Korean steelmakers struggle from surge in metal prices, cheap Japanese imports

Posted on 18 September 2020

South Korean steelmakers who long had to fight Chinese competitors overseas are struggling to defend the home front from invasion of cheap but high-quality Japanese imports and profitability of their products amid spike in metal values.

According to the Ministry of Trade, Industry and Energy and Korea Resources Corp. on Thursday, spot iron ore prices rose to $130.17 per metric ton as of Monday, hitting the highest level in six years and a half. The strong gains have been sustained since May when the prices recovered from their lows to around $80 a ton in March.

The rally has been mainly driven by the rapid economic recovery of China that imported the largest-ever amount of iron ore in July to supply to the construction and manufacturing industries that have returned to near normal from downturn during virus peaks.

Sales of excavators, an important indicator of the construction market in China, shot up 51.3 percent from January to August, reaching almost 90 percent of sales of the whole last year. The country’s manufacturing purchasing managers index (PMI) also rose from 52.8 in July to 53.1 in August.

Industry experts predict the iron ore prices would stay between $100 and $130 by the end of this year on unfettered demand.

The surge in raw commodity prices eats into profitability of Korean steel makers that heavily rely on iron ore import.

Worse yet, cheap Japanese steel imports flooding into the Korean market.

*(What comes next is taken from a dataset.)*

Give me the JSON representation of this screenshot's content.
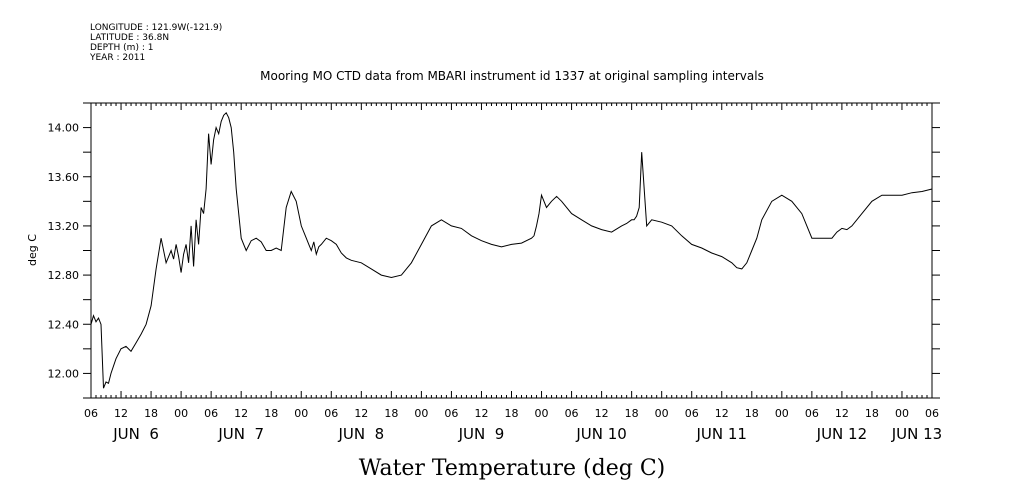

According to Korea Iron & Steel Association, total imports of H-section steel to Korea declined 24.2 percent to 271,871 tons from January to August compared to the same period a year ago, but imports from Japan soared 55.1 percent to 114,835 tons. Japanese imports accounted for 42 percent of the total imports, compared with 13 percent to 22 percent share from 2017 to 2019.

Last year, the price of Japanese H-section steels was $20 to $30 higher than those of other countries due to their high quality, but it fell down to the similar levels with those from other nations in the first half of this year. The price at $484 a ton as of June was even lower than Vietnamese products at $524 and Malaysian $519.